Publié le 13 décembre 2007 par Philippe Delaide

Concert hier soir à la Salle Pleyel. l'Ensemble Anima Eterna, sous la direction de Jos van Immerseel, interprétait un programme Beethoven :

  • l'Ouverture "Die Weihe des Hauses" (La Consécration de la maison) opus 124,
  • le Concerto pour piano et orchestre N°1 en ut majeur opus 15,
  • la Symphonie N°5 en ut mineur opus 67.

J'avais déjà évoqué, dans la note du 22 septembre 2006, le choc salutaire que m'avait procuré l'Ensemble Anima Eterna dans l'interprétation des trois dernières symphonies de Mozart.
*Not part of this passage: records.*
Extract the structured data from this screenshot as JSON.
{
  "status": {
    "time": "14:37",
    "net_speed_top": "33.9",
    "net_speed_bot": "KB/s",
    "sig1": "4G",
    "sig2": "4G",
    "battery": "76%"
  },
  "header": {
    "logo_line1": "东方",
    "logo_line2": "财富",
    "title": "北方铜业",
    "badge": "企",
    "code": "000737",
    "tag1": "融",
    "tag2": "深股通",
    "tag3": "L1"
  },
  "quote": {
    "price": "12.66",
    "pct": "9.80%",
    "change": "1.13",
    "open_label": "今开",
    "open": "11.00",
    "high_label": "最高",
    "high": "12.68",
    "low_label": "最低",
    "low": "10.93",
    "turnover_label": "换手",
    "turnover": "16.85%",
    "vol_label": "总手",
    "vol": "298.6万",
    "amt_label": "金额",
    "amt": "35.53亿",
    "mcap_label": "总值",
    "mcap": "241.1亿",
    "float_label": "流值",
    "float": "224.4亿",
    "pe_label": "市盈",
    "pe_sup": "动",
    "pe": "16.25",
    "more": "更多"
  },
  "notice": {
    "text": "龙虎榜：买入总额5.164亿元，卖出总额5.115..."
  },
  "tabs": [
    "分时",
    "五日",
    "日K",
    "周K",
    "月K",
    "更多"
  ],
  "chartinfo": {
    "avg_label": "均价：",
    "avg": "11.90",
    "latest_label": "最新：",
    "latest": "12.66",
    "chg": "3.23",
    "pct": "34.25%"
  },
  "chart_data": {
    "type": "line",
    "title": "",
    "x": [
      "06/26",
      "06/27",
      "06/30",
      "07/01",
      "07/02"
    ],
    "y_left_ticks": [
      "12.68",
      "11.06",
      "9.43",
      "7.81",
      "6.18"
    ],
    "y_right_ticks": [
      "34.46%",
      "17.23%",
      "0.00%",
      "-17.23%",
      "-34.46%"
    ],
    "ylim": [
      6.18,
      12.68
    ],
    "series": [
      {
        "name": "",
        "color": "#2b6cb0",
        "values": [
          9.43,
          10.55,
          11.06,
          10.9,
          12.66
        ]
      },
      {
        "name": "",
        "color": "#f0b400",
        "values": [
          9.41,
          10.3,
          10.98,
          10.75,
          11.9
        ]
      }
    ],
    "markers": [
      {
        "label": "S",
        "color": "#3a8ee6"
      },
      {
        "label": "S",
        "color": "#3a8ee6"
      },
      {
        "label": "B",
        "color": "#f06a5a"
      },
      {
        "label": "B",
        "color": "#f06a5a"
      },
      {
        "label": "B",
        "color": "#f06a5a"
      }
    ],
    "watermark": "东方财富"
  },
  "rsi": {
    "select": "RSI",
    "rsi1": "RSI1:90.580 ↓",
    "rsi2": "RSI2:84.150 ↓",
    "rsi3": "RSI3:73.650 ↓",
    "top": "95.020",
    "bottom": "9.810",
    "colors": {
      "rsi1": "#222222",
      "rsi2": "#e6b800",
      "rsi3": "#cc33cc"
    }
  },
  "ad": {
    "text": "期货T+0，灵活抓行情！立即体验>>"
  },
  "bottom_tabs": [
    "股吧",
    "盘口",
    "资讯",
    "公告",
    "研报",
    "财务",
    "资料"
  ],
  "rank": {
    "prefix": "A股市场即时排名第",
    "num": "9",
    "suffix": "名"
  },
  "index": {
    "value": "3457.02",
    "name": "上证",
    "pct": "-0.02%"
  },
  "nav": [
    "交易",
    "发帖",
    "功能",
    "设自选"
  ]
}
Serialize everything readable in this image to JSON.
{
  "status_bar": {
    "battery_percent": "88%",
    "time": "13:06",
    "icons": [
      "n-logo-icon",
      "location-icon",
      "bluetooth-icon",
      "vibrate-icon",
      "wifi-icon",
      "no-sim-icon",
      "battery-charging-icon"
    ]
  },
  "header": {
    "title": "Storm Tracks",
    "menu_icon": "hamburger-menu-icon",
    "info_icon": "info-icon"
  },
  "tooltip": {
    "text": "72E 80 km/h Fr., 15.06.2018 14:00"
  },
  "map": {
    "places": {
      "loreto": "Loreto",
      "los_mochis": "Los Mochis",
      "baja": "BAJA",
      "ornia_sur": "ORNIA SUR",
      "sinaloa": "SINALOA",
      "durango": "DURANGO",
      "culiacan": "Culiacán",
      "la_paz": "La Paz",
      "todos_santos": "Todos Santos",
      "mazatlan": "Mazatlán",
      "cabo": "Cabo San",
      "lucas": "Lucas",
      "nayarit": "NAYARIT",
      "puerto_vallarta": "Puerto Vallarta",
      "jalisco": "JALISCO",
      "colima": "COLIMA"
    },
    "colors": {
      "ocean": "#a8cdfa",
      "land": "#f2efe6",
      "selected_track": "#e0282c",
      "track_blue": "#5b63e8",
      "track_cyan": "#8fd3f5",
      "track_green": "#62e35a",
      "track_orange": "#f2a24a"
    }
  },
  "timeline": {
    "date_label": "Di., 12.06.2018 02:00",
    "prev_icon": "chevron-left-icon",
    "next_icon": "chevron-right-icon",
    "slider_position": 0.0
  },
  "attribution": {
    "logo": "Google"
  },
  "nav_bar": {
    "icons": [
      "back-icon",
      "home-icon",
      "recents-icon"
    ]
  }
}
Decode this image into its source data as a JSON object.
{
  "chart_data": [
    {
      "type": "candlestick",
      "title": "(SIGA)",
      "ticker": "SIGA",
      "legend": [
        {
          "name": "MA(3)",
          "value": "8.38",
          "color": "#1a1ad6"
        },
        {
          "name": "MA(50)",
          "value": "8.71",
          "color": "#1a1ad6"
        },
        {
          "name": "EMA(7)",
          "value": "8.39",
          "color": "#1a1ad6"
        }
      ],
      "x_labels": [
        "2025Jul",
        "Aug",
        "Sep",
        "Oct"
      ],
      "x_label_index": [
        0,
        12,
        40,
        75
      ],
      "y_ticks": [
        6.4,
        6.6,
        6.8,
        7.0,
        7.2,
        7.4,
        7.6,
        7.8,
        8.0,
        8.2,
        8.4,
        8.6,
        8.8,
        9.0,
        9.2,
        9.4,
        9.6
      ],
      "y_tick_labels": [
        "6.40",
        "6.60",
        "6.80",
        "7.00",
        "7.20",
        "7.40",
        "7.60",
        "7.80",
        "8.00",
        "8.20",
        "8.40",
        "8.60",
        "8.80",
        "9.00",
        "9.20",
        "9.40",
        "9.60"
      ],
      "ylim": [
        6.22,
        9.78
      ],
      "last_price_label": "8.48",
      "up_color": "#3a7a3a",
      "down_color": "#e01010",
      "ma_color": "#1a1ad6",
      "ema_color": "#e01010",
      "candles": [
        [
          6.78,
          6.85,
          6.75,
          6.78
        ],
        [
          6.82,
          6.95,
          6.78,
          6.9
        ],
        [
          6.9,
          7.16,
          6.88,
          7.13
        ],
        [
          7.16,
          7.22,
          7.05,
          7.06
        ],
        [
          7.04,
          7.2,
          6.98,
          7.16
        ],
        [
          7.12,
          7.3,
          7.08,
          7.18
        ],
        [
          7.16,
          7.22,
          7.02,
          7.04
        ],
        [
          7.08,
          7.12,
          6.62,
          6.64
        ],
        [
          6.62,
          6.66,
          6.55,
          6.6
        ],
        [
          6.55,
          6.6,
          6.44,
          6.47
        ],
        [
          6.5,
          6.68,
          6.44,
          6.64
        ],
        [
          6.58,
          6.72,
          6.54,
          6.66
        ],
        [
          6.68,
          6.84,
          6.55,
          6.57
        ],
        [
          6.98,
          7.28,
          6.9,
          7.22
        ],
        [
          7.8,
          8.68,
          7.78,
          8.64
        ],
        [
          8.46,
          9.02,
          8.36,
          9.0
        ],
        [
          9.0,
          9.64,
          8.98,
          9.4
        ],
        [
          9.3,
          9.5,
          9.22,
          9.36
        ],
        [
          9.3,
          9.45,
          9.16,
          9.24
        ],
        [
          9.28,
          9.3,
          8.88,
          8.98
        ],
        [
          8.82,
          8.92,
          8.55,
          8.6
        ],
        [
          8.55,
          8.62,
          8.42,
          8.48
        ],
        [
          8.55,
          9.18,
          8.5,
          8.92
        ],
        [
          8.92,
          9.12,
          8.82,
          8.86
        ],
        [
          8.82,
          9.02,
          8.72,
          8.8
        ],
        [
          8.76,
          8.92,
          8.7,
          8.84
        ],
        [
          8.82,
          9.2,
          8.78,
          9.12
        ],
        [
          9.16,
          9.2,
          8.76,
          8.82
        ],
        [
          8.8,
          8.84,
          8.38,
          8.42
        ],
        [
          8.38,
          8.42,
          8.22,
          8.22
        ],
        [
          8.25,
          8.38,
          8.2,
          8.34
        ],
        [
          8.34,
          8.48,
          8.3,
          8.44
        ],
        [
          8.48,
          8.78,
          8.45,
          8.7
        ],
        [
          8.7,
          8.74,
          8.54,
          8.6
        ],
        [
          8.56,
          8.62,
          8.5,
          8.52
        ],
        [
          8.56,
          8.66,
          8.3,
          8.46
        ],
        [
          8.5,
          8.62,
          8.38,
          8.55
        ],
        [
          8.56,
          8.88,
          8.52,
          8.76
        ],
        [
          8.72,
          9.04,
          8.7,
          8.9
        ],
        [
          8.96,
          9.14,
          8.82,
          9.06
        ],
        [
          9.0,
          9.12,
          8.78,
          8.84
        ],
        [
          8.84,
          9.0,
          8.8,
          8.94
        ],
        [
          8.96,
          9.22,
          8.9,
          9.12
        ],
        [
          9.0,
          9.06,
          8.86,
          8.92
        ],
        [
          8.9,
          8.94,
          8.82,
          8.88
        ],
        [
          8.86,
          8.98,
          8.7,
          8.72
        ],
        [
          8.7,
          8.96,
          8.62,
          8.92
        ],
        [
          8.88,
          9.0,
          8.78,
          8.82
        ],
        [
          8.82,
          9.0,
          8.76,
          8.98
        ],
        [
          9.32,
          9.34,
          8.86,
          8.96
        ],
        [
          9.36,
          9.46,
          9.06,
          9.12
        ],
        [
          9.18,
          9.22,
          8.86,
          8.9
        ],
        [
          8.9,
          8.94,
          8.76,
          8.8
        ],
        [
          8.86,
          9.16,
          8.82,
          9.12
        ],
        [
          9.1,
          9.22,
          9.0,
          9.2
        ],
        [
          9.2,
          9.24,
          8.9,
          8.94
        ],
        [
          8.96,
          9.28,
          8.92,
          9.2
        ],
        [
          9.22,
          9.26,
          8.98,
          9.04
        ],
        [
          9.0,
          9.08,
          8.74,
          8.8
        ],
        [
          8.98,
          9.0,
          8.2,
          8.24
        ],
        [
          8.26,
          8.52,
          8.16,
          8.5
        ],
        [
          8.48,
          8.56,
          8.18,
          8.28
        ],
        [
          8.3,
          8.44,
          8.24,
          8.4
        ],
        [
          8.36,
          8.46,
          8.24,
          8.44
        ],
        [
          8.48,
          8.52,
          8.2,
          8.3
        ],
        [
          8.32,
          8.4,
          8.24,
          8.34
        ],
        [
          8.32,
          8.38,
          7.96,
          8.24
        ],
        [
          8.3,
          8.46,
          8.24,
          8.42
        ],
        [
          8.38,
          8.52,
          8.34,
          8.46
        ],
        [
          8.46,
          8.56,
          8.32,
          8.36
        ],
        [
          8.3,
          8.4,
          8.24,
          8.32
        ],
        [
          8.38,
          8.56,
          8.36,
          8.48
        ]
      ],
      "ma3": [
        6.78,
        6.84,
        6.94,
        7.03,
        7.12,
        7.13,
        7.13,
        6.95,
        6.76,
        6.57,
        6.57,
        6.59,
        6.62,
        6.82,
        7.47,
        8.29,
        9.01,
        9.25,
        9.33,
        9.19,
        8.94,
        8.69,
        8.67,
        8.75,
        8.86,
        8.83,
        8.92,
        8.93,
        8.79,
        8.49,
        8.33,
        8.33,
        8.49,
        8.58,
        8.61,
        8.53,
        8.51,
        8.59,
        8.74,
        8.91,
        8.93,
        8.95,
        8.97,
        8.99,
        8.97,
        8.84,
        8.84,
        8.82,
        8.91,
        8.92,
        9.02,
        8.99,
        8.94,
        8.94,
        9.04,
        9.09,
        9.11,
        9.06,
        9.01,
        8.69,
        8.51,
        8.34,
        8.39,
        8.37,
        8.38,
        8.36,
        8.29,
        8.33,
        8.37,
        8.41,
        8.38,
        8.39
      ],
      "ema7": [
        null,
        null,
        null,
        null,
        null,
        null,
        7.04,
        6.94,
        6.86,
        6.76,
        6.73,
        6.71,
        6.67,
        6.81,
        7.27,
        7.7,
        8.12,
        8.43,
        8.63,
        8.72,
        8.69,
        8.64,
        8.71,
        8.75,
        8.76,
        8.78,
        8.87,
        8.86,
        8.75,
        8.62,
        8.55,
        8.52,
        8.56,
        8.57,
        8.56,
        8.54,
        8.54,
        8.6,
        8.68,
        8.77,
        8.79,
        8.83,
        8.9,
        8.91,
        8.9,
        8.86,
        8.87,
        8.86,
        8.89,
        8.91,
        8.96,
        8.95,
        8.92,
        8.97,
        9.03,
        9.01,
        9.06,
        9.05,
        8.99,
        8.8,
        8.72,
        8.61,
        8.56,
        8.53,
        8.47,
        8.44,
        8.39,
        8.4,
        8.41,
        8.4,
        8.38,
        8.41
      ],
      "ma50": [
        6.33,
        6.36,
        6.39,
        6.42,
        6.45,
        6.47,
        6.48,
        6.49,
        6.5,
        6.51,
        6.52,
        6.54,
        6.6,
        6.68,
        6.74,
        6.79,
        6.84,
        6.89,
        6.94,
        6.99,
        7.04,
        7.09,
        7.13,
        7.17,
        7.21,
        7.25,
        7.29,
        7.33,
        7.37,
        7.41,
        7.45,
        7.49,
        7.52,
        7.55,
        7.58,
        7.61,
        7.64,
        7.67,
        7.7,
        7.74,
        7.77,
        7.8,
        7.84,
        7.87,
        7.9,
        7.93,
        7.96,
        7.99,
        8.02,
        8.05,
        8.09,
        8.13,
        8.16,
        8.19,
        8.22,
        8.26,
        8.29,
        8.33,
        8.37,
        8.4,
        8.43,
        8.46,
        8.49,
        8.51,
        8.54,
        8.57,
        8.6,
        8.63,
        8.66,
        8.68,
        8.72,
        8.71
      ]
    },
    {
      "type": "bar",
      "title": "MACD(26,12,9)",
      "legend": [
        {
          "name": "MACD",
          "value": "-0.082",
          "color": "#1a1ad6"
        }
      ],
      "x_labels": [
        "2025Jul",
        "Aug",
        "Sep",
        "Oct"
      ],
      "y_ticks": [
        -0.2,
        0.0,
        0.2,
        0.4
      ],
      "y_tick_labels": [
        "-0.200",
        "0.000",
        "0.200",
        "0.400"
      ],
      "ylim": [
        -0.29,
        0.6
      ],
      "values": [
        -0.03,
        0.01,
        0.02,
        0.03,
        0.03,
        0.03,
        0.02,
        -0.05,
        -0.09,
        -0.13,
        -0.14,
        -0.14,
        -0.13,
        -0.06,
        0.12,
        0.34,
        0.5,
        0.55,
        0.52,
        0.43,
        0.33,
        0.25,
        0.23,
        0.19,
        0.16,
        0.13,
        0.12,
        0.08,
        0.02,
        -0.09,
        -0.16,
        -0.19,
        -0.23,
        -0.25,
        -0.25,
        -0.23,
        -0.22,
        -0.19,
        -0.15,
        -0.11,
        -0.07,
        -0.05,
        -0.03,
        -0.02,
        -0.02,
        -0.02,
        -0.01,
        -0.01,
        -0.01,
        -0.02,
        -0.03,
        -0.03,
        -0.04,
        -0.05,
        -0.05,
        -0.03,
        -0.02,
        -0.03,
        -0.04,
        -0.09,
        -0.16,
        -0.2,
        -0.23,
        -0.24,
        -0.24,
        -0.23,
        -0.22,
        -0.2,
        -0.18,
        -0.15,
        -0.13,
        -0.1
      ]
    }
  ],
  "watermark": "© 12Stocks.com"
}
Avec un tempo soutenu mais non excessif, une ligne tendue comme il faut et un orchestre très ramassé et homogène, Jos van Immerseel révélait de tous les instruments anciens qu'il dirigeait une sève divine. Enfin des symphonies de Mozart de "chair et de sang", vivantes, nerveuses et enivrantes.

Sur Beethoven hier soir, le chef nous a procuré le même plaisir.

L'échauffement sur la singulière et martiale Ouverture "Die Weihe des Hauses annonce la couleur. Les cuivres teintent de tout leur éclat sonore tout en conservant ce brin d'imprécision et de "grain" propre aux instruments anciens.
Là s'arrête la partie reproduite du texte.